Why? It’s not just that Abrams was a high-profile, controversial Trump appointee, undermining Biden’s rhetoric around the former Apprentice host’s presidency being an aberration divorced from American norms gloriously restored. Abrams was the subject of a fair bit of rancor four years ago when he was more or less tasked by Trump with spearheading his administration’s regime-change effort in Venezuela.

It’s not just that Abrams pleaded guilty in 1991 to two misdemeanor counts of withholding information from Congress, a result of his and other Reagan officials’ efforts to cover up their crimes in Central America — though lesser ethical lapses have been scandals at the ACPD in the past. When Ronald Reagan’s United States Information Agency (USIA) director was caught secretly taping his phone conversations with powerful people — including in Florida, where it’s illegal — it led then Middlebury College president Olin Robison to resign in protest from the commission, which oversees the USIA.

It’s not just that Abrams’s role as the “contra commander in chief” was overseeing the delivery of supplies to anti-communist death squads, then lying about them to Congress and the public. Abrams worked to shield from accountability the perpetrators of the El Mozote massacre, where among other things US-backed thugs slaughtered and raped children, and of several brutal assassinations of dissidents, including one where a man was repeatedly sodomized with a stick and had his head sawed off. As Abrams openly said, the “purpose” of the military aid he was directly facilitating was to “permit people who are fighting on our side to use more violence,” and he later admitted to taking part in “excessive micromanagement” of the contras.

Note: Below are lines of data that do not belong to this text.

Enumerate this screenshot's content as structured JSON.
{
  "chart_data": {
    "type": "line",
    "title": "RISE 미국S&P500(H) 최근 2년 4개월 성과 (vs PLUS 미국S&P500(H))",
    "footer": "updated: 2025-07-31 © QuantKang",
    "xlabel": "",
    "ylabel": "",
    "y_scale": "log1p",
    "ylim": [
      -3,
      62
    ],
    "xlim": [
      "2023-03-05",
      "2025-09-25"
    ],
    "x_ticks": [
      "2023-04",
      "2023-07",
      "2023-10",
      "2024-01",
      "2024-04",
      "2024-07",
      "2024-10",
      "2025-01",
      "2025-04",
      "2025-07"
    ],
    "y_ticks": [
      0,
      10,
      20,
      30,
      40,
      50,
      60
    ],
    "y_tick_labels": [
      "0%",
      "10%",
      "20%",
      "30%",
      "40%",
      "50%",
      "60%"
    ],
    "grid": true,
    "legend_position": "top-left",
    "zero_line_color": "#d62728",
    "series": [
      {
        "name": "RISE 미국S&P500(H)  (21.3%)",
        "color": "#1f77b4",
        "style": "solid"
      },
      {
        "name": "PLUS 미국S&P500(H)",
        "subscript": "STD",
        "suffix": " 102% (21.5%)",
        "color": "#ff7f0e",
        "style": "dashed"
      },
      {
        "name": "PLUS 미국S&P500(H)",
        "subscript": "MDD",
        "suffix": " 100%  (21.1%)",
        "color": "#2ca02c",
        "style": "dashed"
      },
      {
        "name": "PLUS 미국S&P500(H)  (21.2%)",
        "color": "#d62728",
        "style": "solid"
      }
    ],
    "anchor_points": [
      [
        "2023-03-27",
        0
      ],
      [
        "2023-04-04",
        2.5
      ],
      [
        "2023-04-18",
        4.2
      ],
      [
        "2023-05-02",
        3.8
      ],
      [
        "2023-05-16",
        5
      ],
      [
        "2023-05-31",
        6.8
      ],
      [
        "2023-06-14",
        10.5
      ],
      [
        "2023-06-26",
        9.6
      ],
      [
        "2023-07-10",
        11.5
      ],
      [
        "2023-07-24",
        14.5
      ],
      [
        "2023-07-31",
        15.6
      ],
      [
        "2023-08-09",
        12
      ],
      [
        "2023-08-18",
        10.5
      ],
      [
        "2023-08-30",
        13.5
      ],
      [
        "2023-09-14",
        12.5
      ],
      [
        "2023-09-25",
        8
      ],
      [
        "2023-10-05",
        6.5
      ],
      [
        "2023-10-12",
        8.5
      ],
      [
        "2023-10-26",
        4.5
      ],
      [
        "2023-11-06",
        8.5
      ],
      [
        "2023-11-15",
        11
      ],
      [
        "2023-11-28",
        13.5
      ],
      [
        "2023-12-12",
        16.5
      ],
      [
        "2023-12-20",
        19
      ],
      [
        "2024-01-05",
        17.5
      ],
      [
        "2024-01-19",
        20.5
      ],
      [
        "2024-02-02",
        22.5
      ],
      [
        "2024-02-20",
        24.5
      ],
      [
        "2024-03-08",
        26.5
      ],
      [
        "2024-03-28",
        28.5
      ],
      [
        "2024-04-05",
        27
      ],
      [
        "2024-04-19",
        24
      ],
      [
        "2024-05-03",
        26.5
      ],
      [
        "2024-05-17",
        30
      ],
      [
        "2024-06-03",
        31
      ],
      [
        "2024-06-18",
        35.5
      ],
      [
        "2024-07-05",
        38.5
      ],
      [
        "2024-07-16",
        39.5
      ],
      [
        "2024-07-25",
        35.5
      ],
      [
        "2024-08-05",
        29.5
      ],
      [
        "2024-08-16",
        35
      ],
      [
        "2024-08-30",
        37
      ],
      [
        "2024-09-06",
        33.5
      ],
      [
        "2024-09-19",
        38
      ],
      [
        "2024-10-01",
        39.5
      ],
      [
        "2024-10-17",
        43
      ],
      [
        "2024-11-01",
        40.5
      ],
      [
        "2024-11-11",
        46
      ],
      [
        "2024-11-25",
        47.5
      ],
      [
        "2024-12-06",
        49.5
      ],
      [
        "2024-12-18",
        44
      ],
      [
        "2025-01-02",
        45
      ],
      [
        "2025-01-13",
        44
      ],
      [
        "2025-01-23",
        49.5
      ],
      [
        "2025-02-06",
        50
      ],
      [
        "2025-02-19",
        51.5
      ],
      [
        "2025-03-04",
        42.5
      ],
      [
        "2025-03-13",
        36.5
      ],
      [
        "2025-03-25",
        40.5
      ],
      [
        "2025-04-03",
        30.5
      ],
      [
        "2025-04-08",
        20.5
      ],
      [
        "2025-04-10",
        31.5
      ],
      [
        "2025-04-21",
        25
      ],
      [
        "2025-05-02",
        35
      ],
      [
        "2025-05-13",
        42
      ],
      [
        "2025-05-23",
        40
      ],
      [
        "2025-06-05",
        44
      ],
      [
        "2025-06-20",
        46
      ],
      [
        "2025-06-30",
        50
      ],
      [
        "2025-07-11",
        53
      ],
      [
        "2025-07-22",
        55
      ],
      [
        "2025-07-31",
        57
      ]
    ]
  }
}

And it’s not only that Abrams has shown a career-long contempt for democracy, from playing a pivotal role in the 2002 coup attempt in Venezuela, to provoking a civil war in the Palestinian territories when George W. Bush’s administration didn’t like the 2006 election results. Abrams had a simple formula when it came to authoritarian governments: if it was communist, it had to be toppled for the sake of freedom and human rights; if it wasn’t, then the United States needed to deepen its partnership with the government and “use our influence to effect desirable change,” hold off on pushing for liberalization (“The line between progress and anarchy is hard for anyone to draw,” he explained), and support “even a highly imperfect regime,” since it has “a much better prospect of democratization” than a communist government.

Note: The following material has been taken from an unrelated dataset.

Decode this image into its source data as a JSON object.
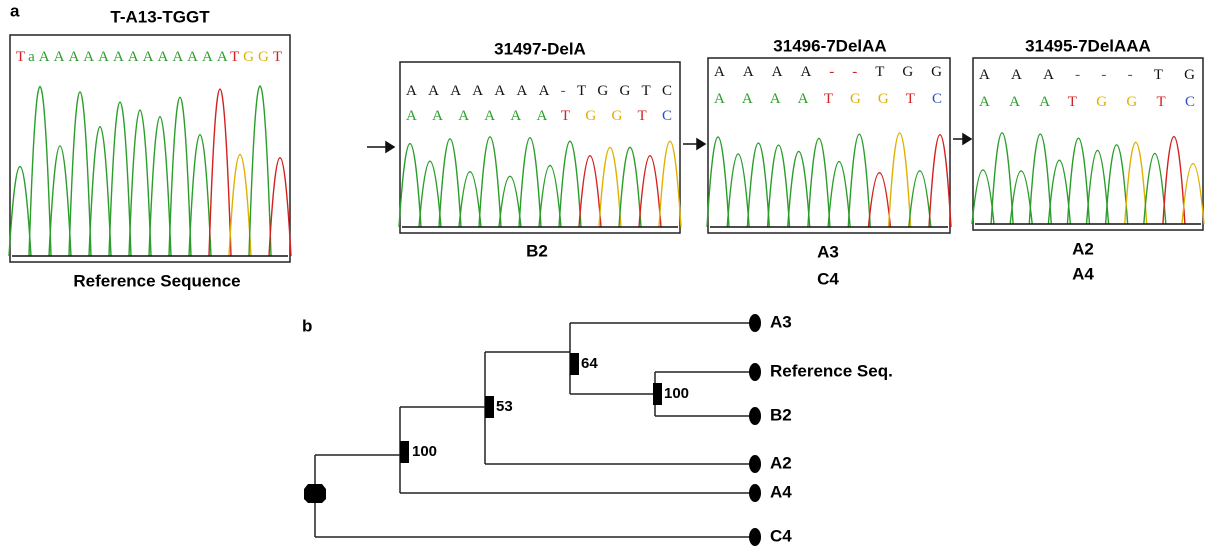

Any single one of these factors should be enough to disqualify Abrams from being appointed so much as presidential dog-walker. The fact that, with this entire rap sheet, Abrams still ended up nominated by a Democratic president to a position that puts him within one hundred feet of US foreign policy is a disgrace. And it will make a world that looks more cynically than ever at US rhetoric around democracy and human rights even less likely to swallow it.